There is an increased focus on food security globally. As for Nigeria, the slide in oil price in mid-2014 which led to the country’s current macro challenges has assisted in placing the agriculture sector firmly on the front burner. In the first quarter of the year, food products accounted for 9% of sectoral utilisation of fx, compared with 15% in the corresponding period in 2015. Although the fastest growing segment within the sector, the domestic shortfall for fisheries is estimated at 1.9 million metric tons per year (mmt/y). This explains Nigeria’s annual spend of N125bn (US$625m) on fish imports.
Based on industry reports, Nigeria has about 230bn cubic meters of water with a coastline of 853km which can support artisanal fisheries.

Data from CBN show that artisanal production accounted for around 76.6% of the 990,250 tonnes of fish produced in 2014.

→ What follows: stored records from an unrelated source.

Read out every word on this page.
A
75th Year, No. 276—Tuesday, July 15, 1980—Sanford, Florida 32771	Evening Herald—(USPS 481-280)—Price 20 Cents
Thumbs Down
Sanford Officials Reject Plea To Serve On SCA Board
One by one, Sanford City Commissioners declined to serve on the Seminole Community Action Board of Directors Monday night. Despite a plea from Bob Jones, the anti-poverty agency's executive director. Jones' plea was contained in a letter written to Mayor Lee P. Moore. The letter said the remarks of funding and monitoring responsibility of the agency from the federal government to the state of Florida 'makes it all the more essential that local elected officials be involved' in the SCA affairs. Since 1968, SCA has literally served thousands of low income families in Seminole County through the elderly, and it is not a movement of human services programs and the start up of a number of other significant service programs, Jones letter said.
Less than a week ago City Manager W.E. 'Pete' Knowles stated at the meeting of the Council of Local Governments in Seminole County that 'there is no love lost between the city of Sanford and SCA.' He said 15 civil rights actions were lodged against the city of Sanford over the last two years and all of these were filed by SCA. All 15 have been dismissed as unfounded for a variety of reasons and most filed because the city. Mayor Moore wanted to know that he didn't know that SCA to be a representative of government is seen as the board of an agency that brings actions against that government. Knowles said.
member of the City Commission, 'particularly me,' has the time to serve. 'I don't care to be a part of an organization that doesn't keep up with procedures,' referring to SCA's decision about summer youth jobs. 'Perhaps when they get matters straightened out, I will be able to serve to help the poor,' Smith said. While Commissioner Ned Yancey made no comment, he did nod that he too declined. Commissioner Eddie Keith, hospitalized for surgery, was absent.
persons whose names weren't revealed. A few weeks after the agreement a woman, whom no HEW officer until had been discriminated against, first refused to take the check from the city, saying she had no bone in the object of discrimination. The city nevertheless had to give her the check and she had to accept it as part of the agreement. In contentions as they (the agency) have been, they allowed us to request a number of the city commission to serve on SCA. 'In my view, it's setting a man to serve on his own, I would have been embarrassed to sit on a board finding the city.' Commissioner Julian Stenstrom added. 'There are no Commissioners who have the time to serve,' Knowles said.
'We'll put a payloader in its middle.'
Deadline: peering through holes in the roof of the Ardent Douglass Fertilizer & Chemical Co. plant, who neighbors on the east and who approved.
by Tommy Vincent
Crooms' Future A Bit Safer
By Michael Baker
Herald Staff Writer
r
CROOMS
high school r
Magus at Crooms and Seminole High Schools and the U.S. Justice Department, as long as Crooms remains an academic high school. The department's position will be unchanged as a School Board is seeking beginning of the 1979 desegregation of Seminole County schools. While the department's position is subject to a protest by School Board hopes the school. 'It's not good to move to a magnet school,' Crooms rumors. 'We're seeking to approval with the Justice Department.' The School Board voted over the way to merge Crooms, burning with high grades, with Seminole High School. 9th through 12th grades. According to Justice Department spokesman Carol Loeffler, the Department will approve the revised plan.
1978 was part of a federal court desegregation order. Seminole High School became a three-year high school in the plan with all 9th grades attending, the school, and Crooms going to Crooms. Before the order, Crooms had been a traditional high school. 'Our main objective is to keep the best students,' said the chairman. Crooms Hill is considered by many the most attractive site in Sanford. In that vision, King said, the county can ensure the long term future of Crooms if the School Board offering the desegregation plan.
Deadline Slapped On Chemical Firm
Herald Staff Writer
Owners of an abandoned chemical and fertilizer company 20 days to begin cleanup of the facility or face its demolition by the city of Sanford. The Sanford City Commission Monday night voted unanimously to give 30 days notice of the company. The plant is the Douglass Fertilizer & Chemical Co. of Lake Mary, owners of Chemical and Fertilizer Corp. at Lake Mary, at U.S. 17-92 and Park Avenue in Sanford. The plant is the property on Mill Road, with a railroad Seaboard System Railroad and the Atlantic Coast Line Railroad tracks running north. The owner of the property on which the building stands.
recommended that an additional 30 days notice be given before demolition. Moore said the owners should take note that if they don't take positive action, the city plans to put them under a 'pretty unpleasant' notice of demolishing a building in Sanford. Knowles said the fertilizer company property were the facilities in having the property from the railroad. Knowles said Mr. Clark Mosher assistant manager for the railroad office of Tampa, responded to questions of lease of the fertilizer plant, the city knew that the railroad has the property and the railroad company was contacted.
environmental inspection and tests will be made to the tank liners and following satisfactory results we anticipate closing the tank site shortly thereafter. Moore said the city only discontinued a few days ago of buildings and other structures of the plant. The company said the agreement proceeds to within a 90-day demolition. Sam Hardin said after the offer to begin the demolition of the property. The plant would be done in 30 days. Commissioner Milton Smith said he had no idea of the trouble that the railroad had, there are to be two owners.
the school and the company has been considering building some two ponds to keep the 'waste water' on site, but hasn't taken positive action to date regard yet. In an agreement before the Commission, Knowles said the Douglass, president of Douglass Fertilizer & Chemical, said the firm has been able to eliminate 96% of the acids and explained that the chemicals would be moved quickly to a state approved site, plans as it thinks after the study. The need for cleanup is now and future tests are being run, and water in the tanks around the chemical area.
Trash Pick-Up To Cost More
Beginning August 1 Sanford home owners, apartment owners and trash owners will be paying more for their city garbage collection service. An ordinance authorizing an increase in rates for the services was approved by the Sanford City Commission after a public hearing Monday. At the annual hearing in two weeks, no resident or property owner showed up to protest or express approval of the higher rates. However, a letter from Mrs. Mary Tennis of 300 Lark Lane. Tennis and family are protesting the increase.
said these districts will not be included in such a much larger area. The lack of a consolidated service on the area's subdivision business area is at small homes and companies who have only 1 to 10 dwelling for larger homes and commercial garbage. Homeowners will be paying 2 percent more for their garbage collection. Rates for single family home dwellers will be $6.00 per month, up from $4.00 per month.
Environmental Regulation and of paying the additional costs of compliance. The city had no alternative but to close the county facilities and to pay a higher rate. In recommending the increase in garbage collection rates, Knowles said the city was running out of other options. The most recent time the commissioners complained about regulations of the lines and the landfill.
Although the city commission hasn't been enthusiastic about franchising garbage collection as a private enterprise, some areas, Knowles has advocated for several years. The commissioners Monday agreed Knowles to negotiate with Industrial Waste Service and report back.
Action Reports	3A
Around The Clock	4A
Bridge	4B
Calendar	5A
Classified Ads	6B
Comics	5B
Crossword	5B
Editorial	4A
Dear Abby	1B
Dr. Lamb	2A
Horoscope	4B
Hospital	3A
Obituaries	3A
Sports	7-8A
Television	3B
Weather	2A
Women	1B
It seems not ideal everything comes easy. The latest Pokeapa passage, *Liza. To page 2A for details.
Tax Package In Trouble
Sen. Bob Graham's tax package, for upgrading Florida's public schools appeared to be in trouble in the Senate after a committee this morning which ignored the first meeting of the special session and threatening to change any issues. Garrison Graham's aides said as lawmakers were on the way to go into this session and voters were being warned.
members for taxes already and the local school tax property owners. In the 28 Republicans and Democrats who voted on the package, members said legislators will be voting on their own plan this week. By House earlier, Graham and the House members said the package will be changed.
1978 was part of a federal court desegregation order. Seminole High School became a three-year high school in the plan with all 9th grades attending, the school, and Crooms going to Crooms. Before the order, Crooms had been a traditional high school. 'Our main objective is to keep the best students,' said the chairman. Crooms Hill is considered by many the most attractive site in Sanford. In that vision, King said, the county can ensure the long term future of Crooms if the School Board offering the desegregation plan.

For Nigeria to achieve self-sufficiency, increased private participation is required to boost production capacity of fish.

Funding remains one of the major roadblocks hindering expansion. According to the CBN’s recent Agricultural Credit Guarantee Scheme report, in H1 2016 only 874 loans were granted to fish farmers under the scheme amounting to N2.1bn (US$6.7m). Given the funding crisis the segment faces, the impact of the scheme would be modest at best.

Fx sourcing issues have led to a decline in imports generally. In addition to this, the segment has also been affected by the CBN circular released last year. It listed 41 imported goods ineligible for fx from the interbank market: the list includes tinned fish in sauce/sardines and fish.

There have been reports of increased smuggling of fish (particularly frozen fish) into country. Late last year, the local media reported that an arm of the Nigeria Customs Service (NCS) confiscated N1.9m (US$5,900) worth of frozen fish.

In its recently released roadmap for the agriculture sector, the FGN identified lack of fish production inputs (such as fingerlings), security constraints in fisheries areas and poor water quality as reasons for low domestic output.

The new roadmap discloses the FGN’s intention to put in place policies which will enhance fish breeding as well as encourage the availability of fishery inputs by promoting hatchery development.

Notwithstanding the general slowdown in Nigeria’s economy, the FGN remains committed to its import substitution strategy in order to cut the country’s import bill as well as achieve the much needed economic diversification.